Xu dedicates ch. 12 of vol. 1 to this topic. It is not his best chapter.
The first thing he drives home is that Hypertext transfer protocol (HTTP) will be very wasteful since it requires a new request for every message back and forth, and we will need to make many requests in order to poll. So he suggests Websockets.
Most of the service can be built statelessly, but the websockets mean the chat service itself requires state. He also points out that, even at a meaningfully large volume of requests, a single moderately-sized server could handle the entire thing, though obviously this is unacceptable from an availability standpoint.
Finally, there is the question of data store. Given that chats mean roughly equal reads and writes, he recommends a key-value store. But then he mentions that Facebook uses HBase and Discord uses Apache Cassandra for this purpose. Neither of these are really key-value stores.
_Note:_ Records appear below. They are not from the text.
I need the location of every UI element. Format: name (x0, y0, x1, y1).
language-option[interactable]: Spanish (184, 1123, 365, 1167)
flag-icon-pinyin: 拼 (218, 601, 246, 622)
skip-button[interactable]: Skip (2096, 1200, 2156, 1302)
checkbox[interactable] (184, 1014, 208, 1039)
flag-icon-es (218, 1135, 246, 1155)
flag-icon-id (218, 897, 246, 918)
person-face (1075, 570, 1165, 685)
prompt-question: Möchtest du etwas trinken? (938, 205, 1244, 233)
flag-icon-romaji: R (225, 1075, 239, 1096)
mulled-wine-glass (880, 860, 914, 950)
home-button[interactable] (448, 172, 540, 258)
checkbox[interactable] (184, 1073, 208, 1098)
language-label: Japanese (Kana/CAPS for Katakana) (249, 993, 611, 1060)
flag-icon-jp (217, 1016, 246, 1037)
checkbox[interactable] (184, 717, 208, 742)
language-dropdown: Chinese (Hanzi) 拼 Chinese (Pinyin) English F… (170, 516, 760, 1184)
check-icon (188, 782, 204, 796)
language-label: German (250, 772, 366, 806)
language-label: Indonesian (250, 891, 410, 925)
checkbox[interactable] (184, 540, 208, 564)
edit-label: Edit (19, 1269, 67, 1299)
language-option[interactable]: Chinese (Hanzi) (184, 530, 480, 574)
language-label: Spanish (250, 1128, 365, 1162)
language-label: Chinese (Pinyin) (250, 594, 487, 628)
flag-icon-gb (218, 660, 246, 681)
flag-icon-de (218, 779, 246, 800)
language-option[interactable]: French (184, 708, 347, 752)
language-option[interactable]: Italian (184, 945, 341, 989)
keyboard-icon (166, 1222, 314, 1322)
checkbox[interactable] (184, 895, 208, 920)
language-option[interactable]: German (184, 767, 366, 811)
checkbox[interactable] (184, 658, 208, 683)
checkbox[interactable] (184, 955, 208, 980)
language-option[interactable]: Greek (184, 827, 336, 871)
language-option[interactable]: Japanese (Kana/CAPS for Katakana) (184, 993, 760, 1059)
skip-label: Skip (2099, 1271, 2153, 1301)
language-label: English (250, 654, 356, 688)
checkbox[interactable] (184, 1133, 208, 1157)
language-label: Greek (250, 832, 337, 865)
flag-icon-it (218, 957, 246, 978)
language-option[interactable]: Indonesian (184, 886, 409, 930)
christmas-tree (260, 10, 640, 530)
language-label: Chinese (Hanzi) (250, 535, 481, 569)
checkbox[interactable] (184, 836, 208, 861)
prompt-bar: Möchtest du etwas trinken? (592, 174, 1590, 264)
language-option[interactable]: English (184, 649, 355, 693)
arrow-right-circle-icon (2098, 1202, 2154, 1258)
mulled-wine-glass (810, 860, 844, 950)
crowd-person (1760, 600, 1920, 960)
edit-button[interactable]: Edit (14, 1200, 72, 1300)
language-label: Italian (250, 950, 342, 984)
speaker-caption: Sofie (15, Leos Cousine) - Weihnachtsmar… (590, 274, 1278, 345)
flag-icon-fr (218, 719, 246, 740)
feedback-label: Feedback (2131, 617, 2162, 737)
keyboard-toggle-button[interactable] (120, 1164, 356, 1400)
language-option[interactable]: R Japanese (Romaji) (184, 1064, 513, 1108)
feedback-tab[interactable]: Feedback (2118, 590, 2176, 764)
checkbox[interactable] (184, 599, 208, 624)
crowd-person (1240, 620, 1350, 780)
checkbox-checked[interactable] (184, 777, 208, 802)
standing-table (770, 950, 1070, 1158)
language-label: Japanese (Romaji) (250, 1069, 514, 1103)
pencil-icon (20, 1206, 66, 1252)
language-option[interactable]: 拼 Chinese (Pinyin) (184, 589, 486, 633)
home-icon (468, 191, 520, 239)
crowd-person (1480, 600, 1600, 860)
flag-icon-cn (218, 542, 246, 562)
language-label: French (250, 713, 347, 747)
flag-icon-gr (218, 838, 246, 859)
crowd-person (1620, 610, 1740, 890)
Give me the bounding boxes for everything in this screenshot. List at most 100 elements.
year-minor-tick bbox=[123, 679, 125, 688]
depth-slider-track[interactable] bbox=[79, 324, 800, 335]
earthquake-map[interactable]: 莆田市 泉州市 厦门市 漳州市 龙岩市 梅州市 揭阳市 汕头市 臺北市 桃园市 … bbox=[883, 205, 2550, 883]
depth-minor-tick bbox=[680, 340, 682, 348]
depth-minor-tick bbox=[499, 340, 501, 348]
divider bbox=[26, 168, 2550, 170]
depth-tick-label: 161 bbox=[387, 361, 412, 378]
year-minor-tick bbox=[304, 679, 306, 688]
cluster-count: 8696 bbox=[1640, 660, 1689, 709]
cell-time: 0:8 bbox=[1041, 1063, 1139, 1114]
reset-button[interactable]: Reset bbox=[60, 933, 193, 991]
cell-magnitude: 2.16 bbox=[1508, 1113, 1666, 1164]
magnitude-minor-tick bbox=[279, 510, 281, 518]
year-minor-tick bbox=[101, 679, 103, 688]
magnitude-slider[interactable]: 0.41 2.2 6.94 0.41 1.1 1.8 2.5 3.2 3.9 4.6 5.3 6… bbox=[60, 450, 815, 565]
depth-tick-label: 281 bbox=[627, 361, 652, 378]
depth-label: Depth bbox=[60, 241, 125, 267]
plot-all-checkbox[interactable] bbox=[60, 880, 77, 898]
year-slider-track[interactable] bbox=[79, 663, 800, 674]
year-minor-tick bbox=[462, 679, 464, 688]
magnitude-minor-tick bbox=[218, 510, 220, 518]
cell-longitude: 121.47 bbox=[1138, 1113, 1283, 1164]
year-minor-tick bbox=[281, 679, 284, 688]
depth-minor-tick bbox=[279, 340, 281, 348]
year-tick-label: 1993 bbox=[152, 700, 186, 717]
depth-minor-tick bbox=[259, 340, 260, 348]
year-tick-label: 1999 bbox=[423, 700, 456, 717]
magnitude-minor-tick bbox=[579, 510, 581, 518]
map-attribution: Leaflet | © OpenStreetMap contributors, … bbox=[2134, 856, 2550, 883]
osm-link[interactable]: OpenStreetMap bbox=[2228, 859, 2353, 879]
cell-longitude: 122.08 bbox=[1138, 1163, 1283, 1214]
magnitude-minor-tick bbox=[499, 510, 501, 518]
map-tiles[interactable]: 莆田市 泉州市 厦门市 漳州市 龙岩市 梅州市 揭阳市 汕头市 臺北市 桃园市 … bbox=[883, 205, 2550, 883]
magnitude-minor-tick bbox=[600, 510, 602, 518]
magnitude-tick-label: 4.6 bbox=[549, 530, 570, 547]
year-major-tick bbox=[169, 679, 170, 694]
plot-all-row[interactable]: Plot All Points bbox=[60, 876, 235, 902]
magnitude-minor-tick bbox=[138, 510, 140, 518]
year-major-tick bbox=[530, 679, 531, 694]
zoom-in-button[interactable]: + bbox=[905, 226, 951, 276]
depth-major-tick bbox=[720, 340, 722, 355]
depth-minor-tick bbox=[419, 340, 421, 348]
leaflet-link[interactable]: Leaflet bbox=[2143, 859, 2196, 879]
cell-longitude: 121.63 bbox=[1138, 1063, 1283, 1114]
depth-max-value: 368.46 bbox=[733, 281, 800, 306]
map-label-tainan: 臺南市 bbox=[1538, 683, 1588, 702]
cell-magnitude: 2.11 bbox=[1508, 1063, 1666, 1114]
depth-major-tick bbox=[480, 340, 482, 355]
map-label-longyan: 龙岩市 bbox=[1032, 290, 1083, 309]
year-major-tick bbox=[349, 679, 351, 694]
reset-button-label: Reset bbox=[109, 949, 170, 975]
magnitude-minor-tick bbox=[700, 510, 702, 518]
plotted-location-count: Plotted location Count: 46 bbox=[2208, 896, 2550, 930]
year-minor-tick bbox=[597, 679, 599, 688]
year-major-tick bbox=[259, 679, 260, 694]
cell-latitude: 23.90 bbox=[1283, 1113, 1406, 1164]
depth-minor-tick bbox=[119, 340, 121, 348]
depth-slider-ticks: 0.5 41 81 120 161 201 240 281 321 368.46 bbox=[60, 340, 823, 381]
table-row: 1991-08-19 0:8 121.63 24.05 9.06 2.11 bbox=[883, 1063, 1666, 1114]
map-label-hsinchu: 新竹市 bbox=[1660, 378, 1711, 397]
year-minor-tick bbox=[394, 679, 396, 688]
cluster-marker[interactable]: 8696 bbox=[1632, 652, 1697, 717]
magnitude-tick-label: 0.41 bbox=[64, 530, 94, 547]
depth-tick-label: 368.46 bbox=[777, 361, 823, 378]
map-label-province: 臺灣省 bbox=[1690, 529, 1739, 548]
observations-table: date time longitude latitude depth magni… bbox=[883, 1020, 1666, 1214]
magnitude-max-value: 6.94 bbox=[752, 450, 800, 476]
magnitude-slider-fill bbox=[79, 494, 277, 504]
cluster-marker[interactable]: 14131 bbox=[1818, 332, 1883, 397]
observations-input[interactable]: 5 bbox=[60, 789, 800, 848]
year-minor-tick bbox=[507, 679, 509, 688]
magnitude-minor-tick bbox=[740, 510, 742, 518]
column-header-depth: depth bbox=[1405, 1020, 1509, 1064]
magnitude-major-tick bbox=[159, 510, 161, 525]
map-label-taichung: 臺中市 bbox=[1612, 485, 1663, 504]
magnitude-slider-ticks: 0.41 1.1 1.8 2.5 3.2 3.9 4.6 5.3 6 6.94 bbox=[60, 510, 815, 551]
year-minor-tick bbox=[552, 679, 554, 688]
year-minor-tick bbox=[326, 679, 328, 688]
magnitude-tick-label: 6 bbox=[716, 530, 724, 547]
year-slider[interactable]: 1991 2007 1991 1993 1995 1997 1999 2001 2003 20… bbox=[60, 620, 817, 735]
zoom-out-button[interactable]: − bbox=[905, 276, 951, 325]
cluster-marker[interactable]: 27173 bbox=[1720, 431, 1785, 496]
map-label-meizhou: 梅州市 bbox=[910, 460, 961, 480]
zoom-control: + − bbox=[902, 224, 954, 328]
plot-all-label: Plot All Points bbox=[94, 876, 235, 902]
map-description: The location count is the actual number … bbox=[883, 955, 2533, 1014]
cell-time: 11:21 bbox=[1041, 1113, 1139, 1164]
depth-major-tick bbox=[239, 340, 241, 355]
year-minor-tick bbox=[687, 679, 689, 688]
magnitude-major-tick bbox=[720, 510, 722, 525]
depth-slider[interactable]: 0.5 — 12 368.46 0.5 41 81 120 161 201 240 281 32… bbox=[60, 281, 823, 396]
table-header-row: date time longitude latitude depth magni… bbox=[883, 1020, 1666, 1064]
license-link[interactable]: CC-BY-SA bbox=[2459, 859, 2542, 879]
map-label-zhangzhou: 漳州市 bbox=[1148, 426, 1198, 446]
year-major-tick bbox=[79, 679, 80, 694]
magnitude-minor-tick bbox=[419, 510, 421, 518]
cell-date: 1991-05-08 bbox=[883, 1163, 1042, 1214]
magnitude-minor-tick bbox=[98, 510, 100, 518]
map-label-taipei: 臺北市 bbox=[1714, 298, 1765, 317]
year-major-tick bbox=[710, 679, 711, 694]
(He then goes on to propose two tables, one for Message and one for GroupMessage, that look a whole lot like relational tables to me. I’m guessing he is thinking that the “primary key” is the key and the other columns are represented as a document-typed value. I’m going to read (Perkins, Wilson, and Redmond) Seven Databases in Seven Weeks to finally have some idea of what’s going on with these many kinds of databases.)
He continues by pointing out that you need a way to find a chat server to which your request should be routed. He uses this as a way to introduce Apache Zookeeper and service discovery, though honestly, this seems like a job for a Load balancer.
One high point is a discussion of keeping track of which users are online. You can use a heartbeat to detect if a user has become disconnected. You can then use a KV store to keep track of who is online, and a fan-out strategy similar to that of a social news feed (though with different cardinality) to notify friends of online status change.